A loophole that allowed wealthy people to transfer valuable life assurance policies without paying tax was quietly shut during last year’s Budget.
In discussions with the Department of Finance, the Revenue Commissioners said that the public could not be alerted to the legal gap before it was closed.
They said if people got wind of it, others were likely to use the loophole for aggressive planning purposes to avoid paying tax on inheritance or gifts.
Normally, life assurance policies pay out on the death of a person and trigger payment of Capital Acquisitions Tax.

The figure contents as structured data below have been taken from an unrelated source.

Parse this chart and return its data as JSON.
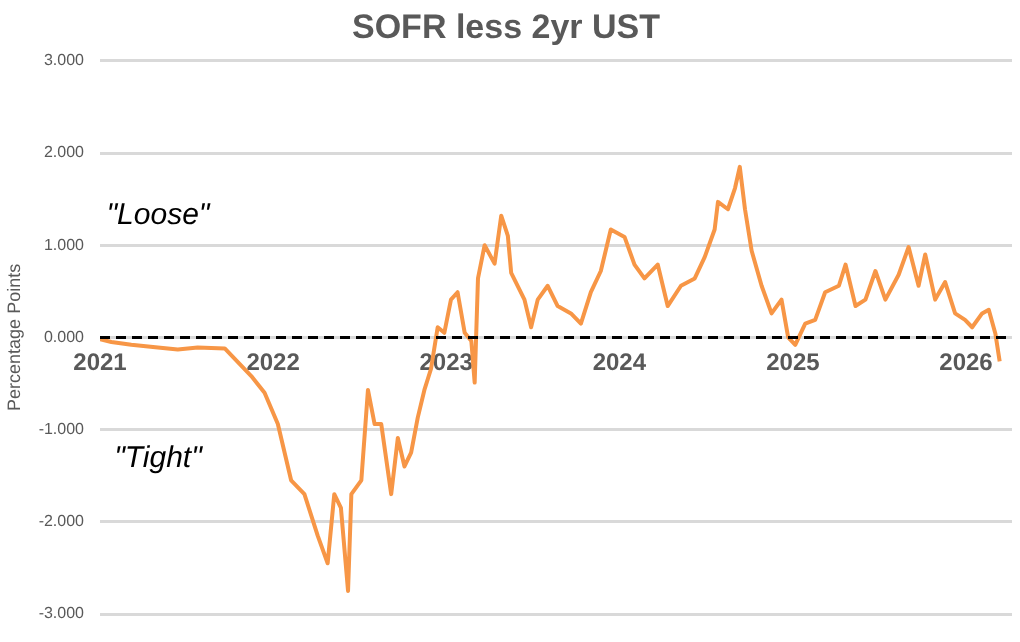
{
  "chart_data": {
    "type": "line",
    "title": "SOFR less 2yr UST",
    "ylabel": "Percentage Points",
    "x": [
      "2021-01-01",
      "2021-01-25",
      "2021-03-08",
      "2021-05-03",
      "2021-06-14",
      "2021-07-26",
      "2021-09-21",
      "2021-11-16",
      "2021-12-14",
      "2022-01-11",
      "2022-02-08",
      "2022-03-08",
      "2022-04-05",
      "2022-04-26",
      "2022-05-10",
      "2022-05-24",
      "2022-06-08",
      "2022-06-15",
      "2022-07-06",
      "2022-07-20",
      "2022-08-03",
      "2022-08-17",
      "2022-09-07",
      "2022-09-21",
      "2022-10-05",
      "2022-10-19",
      "2022-11-02",
      "2022-11-16",
      "2022-11-30",
      "2022-12-14",
      "2022-12-28",
      "2023-01-11",
      "2023-01-25",
      "2023-02-09",
      "2023-02-23",
      "2023-03-02",
      "2023-03-09",
      "2023-03-23",
      "2023-04-13",
      "2023-04-27",
      "2023-05-11",
      "2023-05-18",
      "2023-06-15",
      "2023-06-29",
      "2023-07-13",
      "2023-08-03",
      "2023-08-24",
      "2023-09-21",
      "2023-10-12",
      "2023-11-02",
      "2023-11-23",
      "2023-12-14",
      "2024-01-12",
      "2024-02-02",
      "2024-02-23",
      "2024-03-22",
      "2024-04-12",
      "2024-05-10",
      "2024-06-08",
      "2024-06-29",
      "2024-07-20",
      "2024-07-27",
      "2024-08-17",
      "2024-09-01",
      "2024-09-11",
      "2024-09-22",
      "2024-10-06",
      "2024-10-27",
      "2024-11-17",
      "2024-12-08",
      "2024-12-22",
      "2025-01-06",
      "2025-01-27",
      "2025-02-17",
      "2025-03-10",
      "2025-04-08",
      "2025-04-22",
      "2025-05-13",
      "2025-06-03",
      "2025-06-24",
      "2025-07-15",
      "2025-08-12",
      "2025-09-02",
      "2025-09-23",
      "2025-10-07",
      "2025-10-28",
      "2025-11-18",
      "2025-12-09",
      "2025-12-30",
      "2026-01-14",
      "2026-02-04",
      "2026-02-18",
      "2026-03-04",
      "2026-03-13"
    ],
    "series": [
      {
        "color": "#f79646",
        "values": [
          -0.02,
          -0.05,
          -0.08,
          -0.11,
          -0.13,
          -0.11,
          -0.12,
          -0.42,
          -0.6,
          -0.94,
          -1.55,
          -1.7,
          -2.15,
          -2.45,
          -1.7,
          -1.85,
          -2.75,
          -1.7,
          -1.55,
          -0.57,
          -0.94,
          -0.94,
          -1.7,
          -1.09,
          -1.4,
          -1.25,
          -0.87,
          -0.57,
          -0.34,
          0.11,
          0.05,
          0.41,
          0.49,
          0.05,
          -0.04,
          -0.49,
          0.64,
          1.0,
          0.8,
          1.32,
          1.1,
          0.7,
          0.41,
          0.11,
          0.41,
          0.56,
          0.34,
          0.26,
          0.15,
          0.49,
          0.72,
          1.17,
          1.09,
          0.79,
          0.64,
          0.79,
          0.34,
          0.56,
          0.64,
          0.87,
          1.17,
          1.47,
          1.39,
          1.62,
          1.85,
          1.39,
          0.94,
          0.56,
          0.26,
          0.41,
          0.0,
          -0.08,
          0.15,
          0.19,
          0.49,
          0.56,
          0.79,
          0.34,
          0.41,
          0.72,
          0.41,
          0.68,
          0.98,
          0.56,
          0.9,
          0.41,
          0.6,
          0.26,
          0.19,
          0.11,
          0.26,
          0.3,
          0.04,
          -0.26
        ]
      }
    ],
    "xlim": [
      "2021-01-01",
      "2026-04-08"
    ],
    "xticks": [
      {
        "value": "2021-01-01",
        "label": "2021"
      },
      {
        "value": "2022-01-01",
        "label": "2022"
      },
      {
        "value": "2023-01-01",
        "label": "2023"
      },
      {
        "value": "2024-01-01",
        "label": "2024"
      },
      {
        "value": "2025-01-01",
        "label": "2025"
      },
      {
        "value": "2026-01-01",
        "label": "2026"
      }
    ],
    "ylim": [
      -3,
      3
    ],
    "yticks": [
      {
        "value": -3,
        "label": "-3.000"
      },
      {
        "value": -2,
        "label": "-2.000"
      },
      {
        "value": -1,
        "label": "-1.000"
      },
      {
        "value": 0,
        "label": "0.000"
      },
      {
        "value": 1,
        "label": "1.000"
      },
      {
        "value": 2,
        "label": "2.000"
      },
      {
        "value": 3,
        "label": "3.000"
      }
    ],
    "grid": "y",
    "legend": false,
    "marker": "none",
    "line_style": "solid",
    "ref_lines": [
      {
        "axis": "y",
        "value": 0,
        "color": "#000000",
        "line_style": "dashed"
      }
    ],
    "annotations": [
      "\"Loose\"",
      "\"Tight\""
    ]
  }
}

However, a small number of people figured out that if the policy were transferred over to a spouse, son, daughter, or somebody else – the tax could be dodged.

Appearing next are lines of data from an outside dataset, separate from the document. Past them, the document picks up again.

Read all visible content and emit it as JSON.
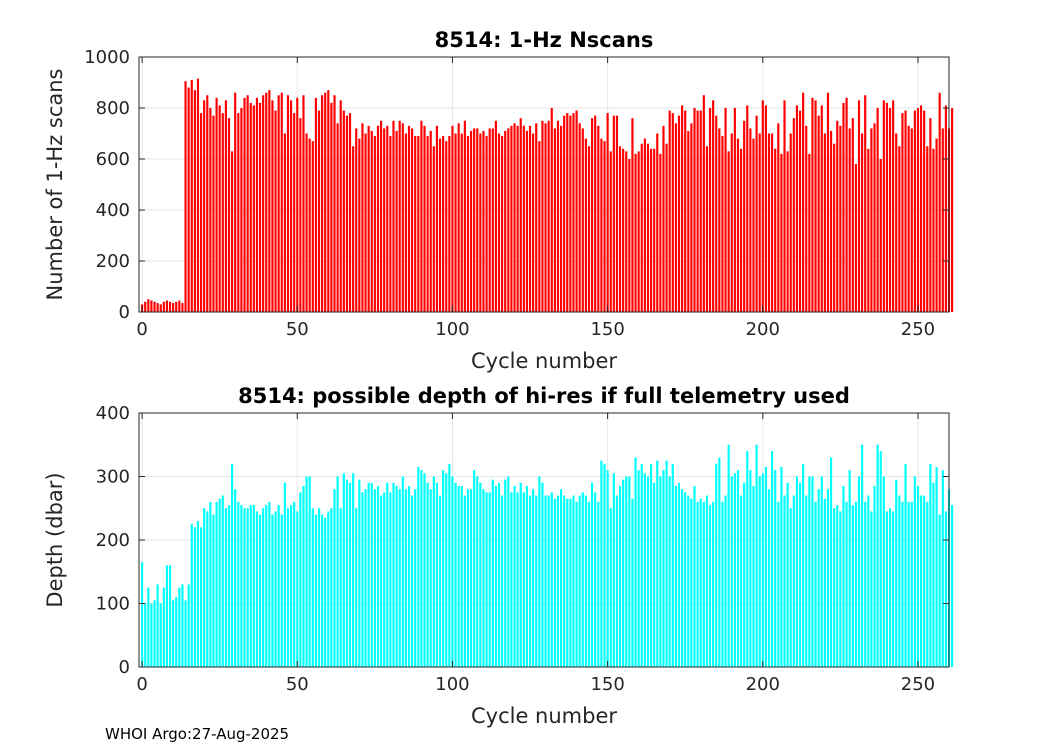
{
  "footer": "WHOI Argo:27-Aug-2025",
  "chart_data": [
    {
      "type": "bar",
      "title": "8514: 1-Hz Nscans",
      "xlabel": "Cycle number",
      "ylabel": "Number of 1-Hz scans",
      "xlim": [
        -1,
        260
      ],
      "ylim": [
        0,
        1000
      ],
      "xticks": [
        0,
        50,
        100,
        150,
        200,
        250
      ],
      "yticks": [
        0,
        200,
        400,
        600,
        800,
        1000
      ],
      "grid": true,
      "color": "#ff0000",
      "x_start": 0,
      "values": [
        30,
        40,
        50,
        45,
        40,
        35,
        30,
        40,
        45,
        40,
        35,
        40,
        45,
        35,
        905,
        880,
        910,
        870,
        915,
        780,
        830,
        850,
        800,
        770,
        840,
        810,
        780,
        830,
        760,
        630,
        860,
        780,
        800,
        840,
        850,
        820,
        810,
        840,
        820,
        850,
        860,
        870,
        830,
        790,
        850,
        860,
        700,
        850,
        830,
        780,
        840,
        760,
        850,
        700,
        680,
        670,
        840,
        790,
        850,
        860,
        870,
        820,
        850,
        740,
        830,
        790,
        770,
        780,
        650,
        720,
        680,
        740,
        700,
        730,
        710,
        690,
        730,
        750,
        720,
        730,
        690,
        750,
        710,
        750,
        740,
        700,
        730,
        720,
        690,
        690,
        750,
        730,
        690,
        710,
        650,
        730,
        680,
        690,
        670,
        690,
        730,
        700,
        740,
        700,
        750,
        690,
        710,
        720,
        720,
        700,
        710,
        690,
        720,
        720,
        750,
        700,
        690,
        710,
        720,
        730,
        740,
        730,
        760,
        730,
        710,
        730,
        700,
        740,
        670,
        750,
        740,
        750,
        800,
        720,
        750,
        730,
        770,
        780,
        770,
        780,
        790,
        740,
        720,
        680,
        650,
        760,
        770,
        730,
        680,
        670,
        780,
        630,
        770,
        770,
        650,
        640,
        630,
        600,
        760,
        620,
        630,
        660,
        680,
        660,
        640,
        640,
        700,
        620,
        730,
        660,
        790,
        780,
        740,
        770,
        810,
        790,
        710,
        740,
        800,
        790,
        790,
        850,
        650,
        800,
        830,
        770,
        720,
        690,
        800,
        630,
        700,
        800,
        680,
        640,
        750,
        810,
        720,
        680,
        770,
        700,
        830,
        810,
        700,
        700,
        640,
        740,
        620,
        830,
        630,
        700,
        760,
        810,
        790,
        860,
        730,
        620,
        840,
        830,
        770,
        810,
        700,
        860,
        710,
        660,
        750,
        730,
        820,
        840,
        720,
        760,
        580,
        830,
        700,
        850,
        640,
        720,
        740,
        800,
        600,
        830,
        820,
        800,
        830,
        700,
        650,
        780,
        790,
        730,
        720,
        790,
        800,
        810,
        790,
        650,
        760,
        640,
        680,
        860,
        720,
        810,
        720,
        800
      ]
    },
    {
      "type": "bar",
      "title": "8514: possible depth of hi-res if full telemetry used",
      "xlabel": "Cycle number",
      "ylabel": "Depth (dbar)",
      "xlim": [
        -1,
        260
      ],
      "ylim": [
        0,
        400
      ],
      "xticks": [
        0,
        50,
        100,
        150,
        200,
        250
      ],
      "yticks": [
        0,
        100,
        200,
        300,
        400
      ],
      "grid": true,
      "color": "#00ffff",
      "x_start": 0,
      "values": [
        165,
        100,
        125,
        100,
        105,
        130,
        100,
        125,
        160,
        160,
        105,
        110,
        125,
        130,
        105,
        130,
        225,
        220,
        230,
        220,
        250,
        245,
        260,
        240,
        260,
        265,
        270,
        250,
        255,
        320,
        280,
        260,
        255,
        250,
        250,
        255,
        255,
        245,
        240,
        250,
        255,
        260,
        240,
        245,
        255,
        240,
        290,
        250,
        255,
        260,
        245,
        275,
        285,
        300,
        300,
        250,
        240,
        250,
        240,
        235,
        245,
        250,
        280,
        300,
        250,
        305,
        295,
        290,
        305,
        250,
        295,
        275,
        280,
        290,
        290,
        280,
        285,
        270,
        275,
        290,
        275,
        290,
        285,
        280,
        300,
        280,
        285,
        270,
        280,
        315,
        310,
        305,
        290,
        280,
        300,
        290,
        270,
        310,
        305,
        320,
        300,
        290,
        285,
        285,
        270,
        280,
        280,
        310,
        300,
        290,
        280,
        275,
        275,
        295,
        285,
        290,
        270,
        295,
        300,
        275,
        285,
        275,
        290,
        275,
        285,
        270,
        280,
        270,
        300,
        290,
        270,
        270,
        275,
        265,
        270,
        280,
        270,
        265,
        265,
        270,
        260,
        270,
        275,
        270,
        260,
        290,
        275,
        260,
        325,
        320,
        310,
        250,
        305,
        270,
        285,
        295,
        300,
        300,
        265,
        330,
        310,
        320,
        305,
        300,
        320,
        290,
        325,
        300,
        310,
        325,
        300,
        320,
        285,
        290,
        280,
        275,
        270,
        265,
        285,
        260,
        265,
        260,
        270,
        255,
        260,
        320,
        330,
        260,
        270,
        350,
        300,
        305,
        310,
        270,
        290,
        340,
        310,
        285,
        350,
        300,
        305,
        315,
        280,
        340,
        310,
        260,
        315,
        270,
        290,
        250,
        270,
        300,
        290,
        320,
        270,
        300,
        300,
        260,
        280,
        300,
        265,
        280,
        330,
        250,
        255,
        245,
        285,
        260,
        310,
        255,
        260,
        300,
        350,
        260,
        270,
        245,
        285,
        350,
        340,
        300,
        245,
        250,
        245,
        295,
        270,
        260,
        320,
        260,
        260,
        300,
        285,
        270,
        270,
        260,
        320,
        290,
        315,
        240,
        310,
        245,
        280,
        255
      ]
    }
  ]
}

A Department of Finance memo said the latest figures showed that around 300 such policies were assigned to somebody else each year.
Not all of those transfers were linked to tax planning, with Revenue having so far identified less than a dozen clear-cut avoidance cases.
However, Revenue were at pains to say no information on the loophole should be made public in advance of Budget 2026.
The submission said: “Consultation with stakeholders is not proposed at this time as there is a potential for tax planning.
“The anti-avoidance team in Revenue’s Business Taxes Policy and Legislation Division strongly recommends against publicising the issue for this reason.”
The record – which was released under FOI laws – added: “Revenue has identified a number of cases where an individual has taken a gift [or] inheritance and disposed of this interest prior to the insurer making a payment.
“Therefore, the individual received the benefit of the gift [or] inheritance without attracting a [tax] liability.”